All. We humbly thank your Ladyship. [Exeunt.

L. Rod. Now, Cozen, we have dispatch’d these necessary Animals; pray, tell me how the Town relishes my Appearance.

Mrs. Lov. Your Ladyship’s inimitable Graces, and our vast Successes abroad are the Topicks that furnish all Conversation; one Lady cries at the gilt Chariot, another swoons at the prancing Horses; and my old Lady Lack-it, swears you have so handsom a Set of Foot-men, the dreams of nothing else; then your Ladyship’s Furniture is most surprizing, ev’ry thing was so admir’d, and handl’d last Visiting-day, the Ladies left little of it behind ’em.

L. Rod. Bagatelle! Ladies steal from one another, not for the Value of the thing, but to make an Alteration in their Closets. But what do the Malitious say, am I envy’d, Cozen, I wou’d n’t ha’ the Fatigue of an Estate, unless I cou’d make the World uneasie about it.

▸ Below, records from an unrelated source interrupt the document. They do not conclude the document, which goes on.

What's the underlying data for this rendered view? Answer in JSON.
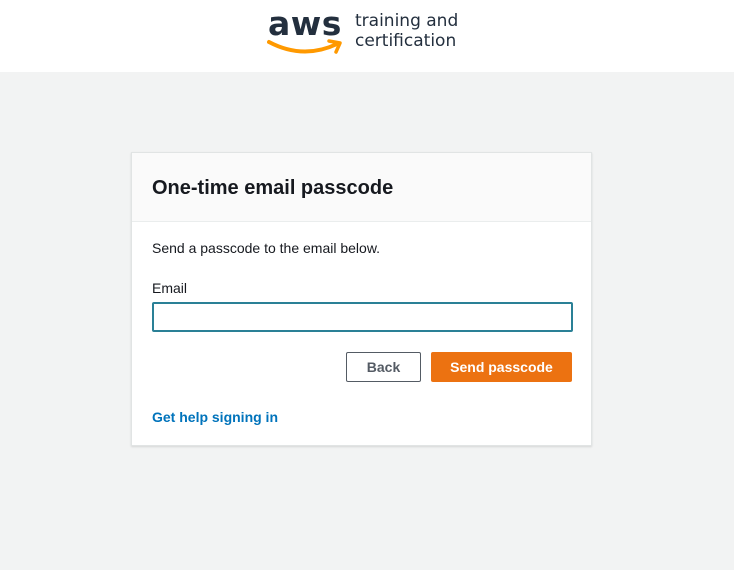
{
  "header": {
    "logo_word": "aws",
    "logo_line1": "training and",
    "logo_line2": "certification",
    "smile_color": "#ff9900"
  },
  "card": {
    "title": "One-time email passcode",
    "instruction": "Send a passcode to the email below.",
    "email_label": "Email",
    "email_value": "",
    "back_label": "Back",
    "send_label": "Send passcode",
    "help_link": "Get help signing in"
  },
  "colors": {
    "primary_button": "#ec7211",
    "link": "#0073bb",
    "input_focus_border": "#2a8096",
    "page_background": "#f2f3f3"
  }
}
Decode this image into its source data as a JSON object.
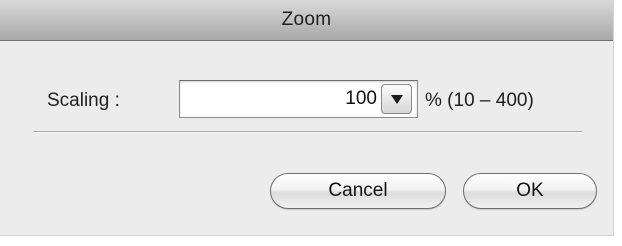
{
  "dialog": {
    "title": "Zoom"
  },
  "scaling": {
    "label": "Scaling :",
    "value": "100",
    "range_text": "% (10 – 400)"
  },
  "icons": {
    "dropdown": "chevron-down-icon"
  },
  "buttons": {
    "cancel_label": "Cancel",
    "ok_label": "OK"
  }
}
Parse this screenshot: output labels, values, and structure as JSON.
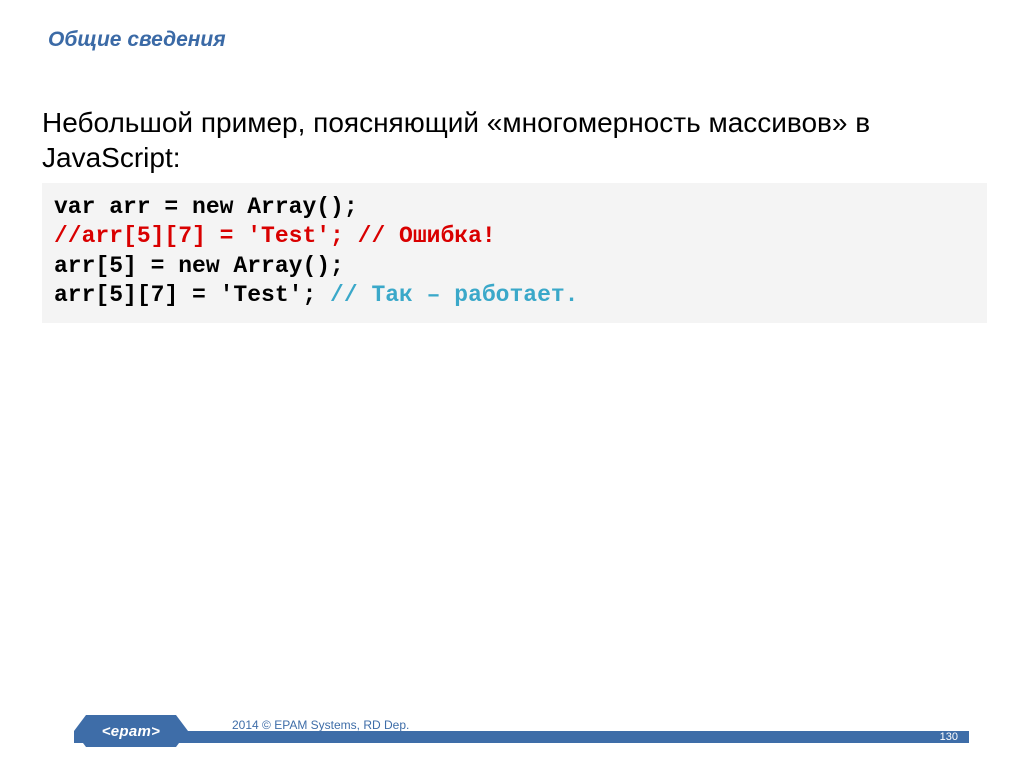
{
  "heading": "Общие сведения",
  "lead": "Небольшой пример, поясняющий «многомерность массивов» в JavaScript:",
  "code": {
    "line1": "var arr = new Array();",
    "line2": "//arr[5][7] = 'Test'; // Ошибка!",
    "line3": "arr[5] = new Array();",
    "line4a": "arr[5][7] = 'Test'; ",
    "line4b": "// Так – работает."
  },
  "footer": {
    "logo_text": "<epam>",
    "copyright": "2014 © EPAM Systems, RD Dep.",
    "page_number": "130"
  },
  "colors": {
    "brand_blue": "#3e6da8",
    "heading_blue": "#3b6aa6",
    "code_bg": "#f4f4f4",
    "code_red": "#d90000",
    "code_cyan": "#3aa8c9"
  }
}
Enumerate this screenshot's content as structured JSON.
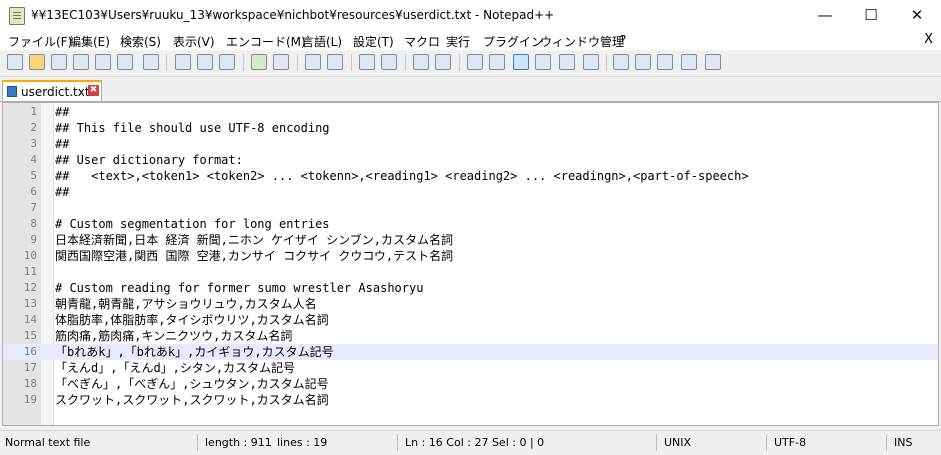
{
  "window": {
    "title": "¥¥13EC103¥Users¥ruuku_13¥workspace¥nichbot¥resources¥userdict.txt - Notepad++",
    "minimize": "—",
    "maximize": "☐",
    "close": "✕"
  },
  "menu": {
    "items": [
      "ファイル(F)",
      "編集(E)",
      "検索(S)",
      "表示(V)",
      "エンコード(M)",
      "言語(L)",
      "設定(T)",
      "マクロ",
      "実行",
      "プラグイン",
      "ウィンドウ管理",
      "?"
    ],
    "close": "X"
  },
  "tab": {
    "label": "userdict.txt",
    "close": "✖"
  },
  "editor": {
    "lines": [
      {
        "num": "1",
        "text": "##"
      },
      {
        "num": "2",
        "text": "## This file should use UTF-8 encoding"
      },
      {
        "num": "3",
        "text": "##"
      },
      {
        "num": "4",
        "text": "## User dictionary format:"
      },
      {
        "num": "5",
        "text": "##   <text>,<token1> <token2> ... <tokenn>,<reading1> <reading2> ... <readingn>,<part-of-speech>"
      },
      {
        "num": "6",
        "text": "##"
      },
      {
        "num": "7",
        "text": ""
      },
      {
        "num": "8",
        "text": "# Custom segmentation for long entries"
      },
      {
        "num": "9",
        "text": "日本経済新聞,日本 経済 新聞,ニホン ケイザイ シンブン,カスタム名詞"
      },
      {
        "num": "10",
        "text": "関西国際空港,関西 国際 空港,カンサイ コクサイ クウコウ,テスト名詞"
      },
      {
        "num": "11",
        "text": ""
      },
      {
        "num": "12",
        "text": "# Custom reading for former sumo wrestler Asashoryu"
      },
      {
        "num": "13",
        "text": "朝青龍,朝青龍,アサショウリュウ,カスタム人名"
      },
      {
        "num": "14",
        "text": "体脂肪率,体脂肪率,タイシボウリツ,カスタム名詞"
      },
      {
        "num": "15",
        "text": "筋肉痛,筋肉痛,キンニクツウ,カスタム名詞"
      },
      {
        "num": "16",
        "text": "「bれあk」,「bれあk」,カイギョウ,カスタム記号"
      },
      {
        "num": "17",
        "text": "「えんd」,「えんd」,シタン,カスタム記号"
      },
      {
        "num": "18",
        "text": "「べぎん」,「べぎん」,シュウタン,カスタム記号"
      },
      {
        "num": "19",
        "text": "スクワット,スクワット,スクワット,カスタム名詞"
      }
    ],
    "current_line": 16
  },
  "status": {
    "file_type": "Normal text file",
    "length": "length : 911",
    "lines": "lines : 19",
    "position": "Ln : 16    Col : 27    Sel : 0 | 0",
    "eol": "UNIX",
    "encoding": "UTF-8",
    "mode": "INS"
  },
  "colors": {
    "tab_accent": "#ffa600",
    "current_line": "#e8e8ff",
    "gutter": "#e4e4e4"
  }
}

Mrs. Lov. Oh! Spleen, Spleen, Madam, to the last Degree my Lady Testy has tore fifty Fans about you, broke all her China, and beat her Foot-man’s Eye out; she says, ’tis a burning Shame, you monopolize all the Fellows in the Town; and truly, there’s a Statute against ingrossing. My Lady Prudence Maxim, cries, A fine Estate is a fine Thing, finely manag’d, but to overdo at first, to undo at last. And Mrs. Indigo, the Merchant’s Wife, says, If you knew the getting on’t, you wou’d n’t spend it so fast.

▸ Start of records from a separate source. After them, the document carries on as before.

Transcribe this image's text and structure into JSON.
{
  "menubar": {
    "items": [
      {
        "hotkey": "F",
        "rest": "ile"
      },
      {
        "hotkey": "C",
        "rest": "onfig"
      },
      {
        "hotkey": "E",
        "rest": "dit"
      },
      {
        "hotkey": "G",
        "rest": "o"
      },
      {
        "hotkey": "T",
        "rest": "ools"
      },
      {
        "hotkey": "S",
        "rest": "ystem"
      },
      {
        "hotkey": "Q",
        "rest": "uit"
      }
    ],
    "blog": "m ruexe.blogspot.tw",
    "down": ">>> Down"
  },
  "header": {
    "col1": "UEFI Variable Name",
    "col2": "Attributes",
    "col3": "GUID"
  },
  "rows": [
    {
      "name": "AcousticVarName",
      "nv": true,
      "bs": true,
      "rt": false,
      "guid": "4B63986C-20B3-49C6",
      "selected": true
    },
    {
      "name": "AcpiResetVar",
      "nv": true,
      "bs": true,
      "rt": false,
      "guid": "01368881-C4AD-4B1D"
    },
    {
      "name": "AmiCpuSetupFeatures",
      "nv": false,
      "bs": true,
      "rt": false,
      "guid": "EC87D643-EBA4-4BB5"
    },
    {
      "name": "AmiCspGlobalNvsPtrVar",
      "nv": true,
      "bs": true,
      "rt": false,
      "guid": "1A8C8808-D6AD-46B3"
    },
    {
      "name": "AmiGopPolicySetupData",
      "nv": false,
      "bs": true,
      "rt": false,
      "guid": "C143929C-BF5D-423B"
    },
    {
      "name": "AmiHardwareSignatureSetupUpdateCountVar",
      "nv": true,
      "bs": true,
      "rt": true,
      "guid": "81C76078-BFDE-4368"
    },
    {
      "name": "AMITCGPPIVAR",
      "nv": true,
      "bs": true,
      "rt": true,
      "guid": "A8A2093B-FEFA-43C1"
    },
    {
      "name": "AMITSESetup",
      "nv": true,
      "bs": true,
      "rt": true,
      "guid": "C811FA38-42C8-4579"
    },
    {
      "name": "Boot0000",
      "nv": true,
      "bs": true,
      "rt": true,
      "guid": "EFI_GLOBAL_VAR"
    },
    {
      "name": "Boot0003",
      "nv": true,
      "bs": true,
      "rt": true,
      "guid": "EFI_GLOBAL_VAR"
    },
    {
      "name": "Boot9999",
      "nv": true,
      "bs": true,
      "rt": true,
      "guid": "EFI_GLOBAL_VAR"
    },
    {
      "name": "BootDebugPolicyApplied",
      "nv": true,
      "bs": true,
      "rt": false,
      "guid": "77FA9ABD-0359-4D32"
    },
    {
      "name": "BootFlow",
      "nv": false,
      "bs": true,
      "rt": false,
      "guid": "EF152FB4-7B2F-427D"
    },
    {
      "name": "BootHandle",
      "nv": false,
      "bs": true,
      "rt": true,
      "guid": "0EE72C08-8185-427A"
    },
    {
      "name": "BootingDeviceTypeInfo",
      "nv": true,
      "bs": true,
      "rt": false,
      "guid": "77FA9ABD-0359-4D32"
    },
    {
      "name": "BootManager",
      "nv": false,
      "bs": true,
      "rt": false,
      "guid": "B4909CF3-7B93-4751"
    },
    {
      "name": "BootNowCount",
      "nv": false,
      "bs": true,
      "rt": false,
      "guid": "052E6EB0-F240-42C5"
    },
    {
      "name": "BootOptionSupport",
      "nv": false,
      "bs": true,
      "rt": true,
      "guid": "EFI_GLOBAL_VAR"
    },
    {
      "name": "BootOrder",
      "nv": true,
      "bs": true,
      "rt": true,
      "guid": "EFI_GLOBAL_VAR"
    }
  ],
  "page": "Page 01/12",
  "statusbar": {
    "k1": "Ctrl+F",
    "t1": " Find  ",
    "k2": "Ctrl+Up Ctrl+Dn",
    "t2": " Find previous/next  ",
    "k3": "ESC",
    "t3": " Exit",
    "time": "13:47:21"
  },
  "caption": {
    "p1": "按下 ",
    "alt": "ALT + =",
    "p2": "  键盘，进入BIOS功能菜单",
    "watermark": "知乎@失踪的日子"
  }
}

L. Rod. I have six thousand a Year, and resolve to live single, and enjoy it; I have made the Tour of Italy and France, have given my self the Accomplishment of both Sexes, and design to Visit, Game, Revel, dust the Park, haunt the Theatres, and out-flutter e’er a Fop i’the Nation; and I know not why a Lady that has the best Estate i’the County shou’d n’t represent ’em in Parliament.

Mrs. Lov. But launching out too far, Madam, may draw Reflections on your Conduct, the English Ladies are more reserv’d than Foreigners.

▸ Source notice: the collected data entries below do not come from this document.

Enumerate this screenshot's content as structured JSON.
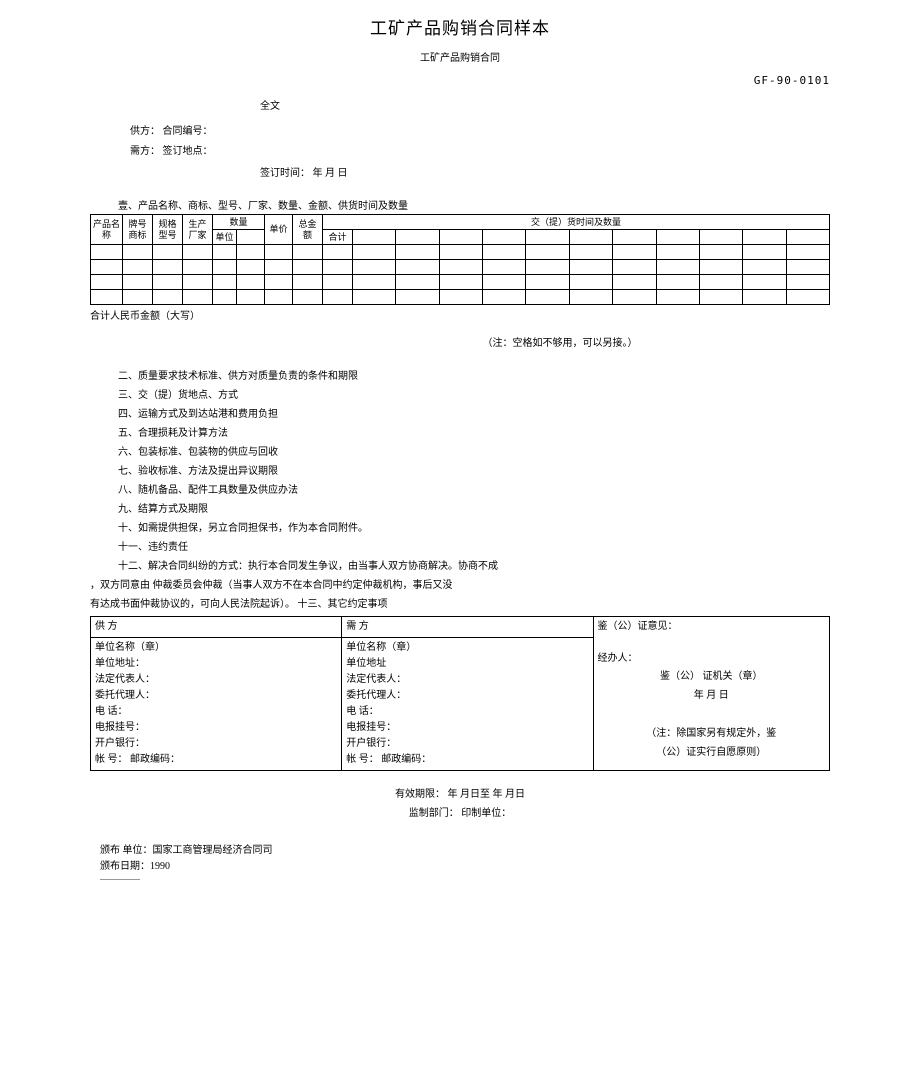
{
  "title": "工矿产品购销合同样本",
  "subtitle": "工矿产品购销合同",
  "code": "GF-90-0101",
  "full_text": "全文",
  "supplier_line": "供方：  合同编号：",
  "demander_line": "需方：  签订地点：",
  "sign_time": "签订时间：  年  月  日",
  "section1": "壹、产品名称、商标、型号、厂家、数量、金额、供货时间及数量",
  "th": {
    "product_name": "产品名称",
    "brand": "牌号 商标",
    "spec": "规格 型号",
    "maker": "生产 厂家",
    "qty_label": "数量",
    "unit_label": "单位",
    "unit_price": "单价",
    "total_amount": "总金 额",
    "delivery_time_qty": "交（提）货时间及数量",
    "subtotal": "合计"
  },
  "total_rmb": "合计人民币金额（大写）",
  "note_space": "（注：空格如不够用，可以另接。）",
  "clauses": {
    "c2": "二、质量要求技术标准、供方对质量负责的条件和期限",
    "c3": "三、交（提）货地点、方式",
    "c4": "四、运输方式及到达站港和费用负担",
    "c5": "五、合理损耗及计算方法",
    "c6": "六、包装标准、包装物的供应与回收",
    "c7": "七、验收标准、方法及提出异议期限",
    "c8": "八、随机备品、配件工具数量及供应办法",
    "c9": "九、结算方式及期限",
    "c10": "十、如需提供担保，另立合同担保书，作为本合同附件。",
    "c11": "十一、违约责任",
    "c12": "十二、解决合同纠纷的方式：执行本合同发生争议，由当事人双方协商解决。协商不成",
    "c12b": "，双方同意由  仲裁委员会仲裁（当事人双方不在本合同中约定仲裁机构，事后又没",
    "c12c": "有达成书面仲裁协议的，可向人民法院起诉）。  十三、其它约定事项"
  },
  "sig": {
    "supplier_header": "供 方",
    "demander_header": "需 方",
    "notary_header": "鉴（公）证意见：",
    "unit_name_seal": "单位名称（章）",
    "unit_addr_colon": "单位地址：",
    "unit_addr": "单位地址",
    "legal_rep": "法定代表人：",
    "agent": "委托代理人：",
    "phone": "电    话：",
    "phone2": "电  话：",
    "telegram": "电报挂号：",
    "bank": "开户银行：",
    "account": "帐  号：  邮政编码：",
    "handler": "经办人：",
    "seal": "鉴（公）  证机关（章）",
    "date": "年       月       日",
    "note": "（注：除国家另有规定外，鉴",
    "note2": "（公）证实行自愿原则）"
  },
  "valid": "有效期限：  年  月日至  年  月日",
  "supervise": "监制部门：                               印制单位：",
  "issue_unit": "颁布 单位：国家工商管理局经济合同司",
  "issue_date": "颁布日期：1990"
}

L. Rod. The English Ladies! Shall a Corner of Europe teach me Decorums, that have travers’d the whole. The French Ladies admire my Gayety; the Italians are ravish’d with my Grandeur, and if the English Ladies do blame my Conduct, who values the Censure of a little Island. Oh! what Transports do I feel, to provoke the Eyes and Whispers of the Multitude, Whose Equipage is that My Lady Rodomont’s? Whose Visiting-day is it My Lady Rodomont’s? Who bespoke the Play to Night My Lady Rodomont? But when she’s once marry’d What “Gentlewoman’s that with the great Belly Sir Marmaduke Mortgage’s Wife, that’s come to Town to buy Clouts, her Husband lost his Estate at Roly-poly. She’s mighty Big indeed, I’m afraid she’ll ha’ two. Unless one cou’d find out some Plant of a Husband, with Life and no Soul; a governable, drudging Creature, that wou’d love, honour and obey his Wife; and know so little of his own Prerogative, as to change his Name for her.

Mrs. Lov. Really, Madam, I’m o’ your Opinion, I’d have Petticoat-Government pass thro’ the Nation; the Ladies shou’d possess the Estates, and make their Husbands a Jointure.

L. Rod. While a Woman o’ Fortune remains unmarry’d, she’s a Petty-Queen; Lovers innumerable trace her Steps; each Coxcomb thinks to be the happy Man, and ev’ry were her Presence makes a Court but when her Reason’s once subdu’d by Love, and the fond, foolish Nymph resigns her Pow’r, she’s but a meer Appendix to a Fellow.

No more her darling Liberty can boast,
Lovers no more her
quondam Beauties toast,
But all her Pleasure, Pride and Charms are lost.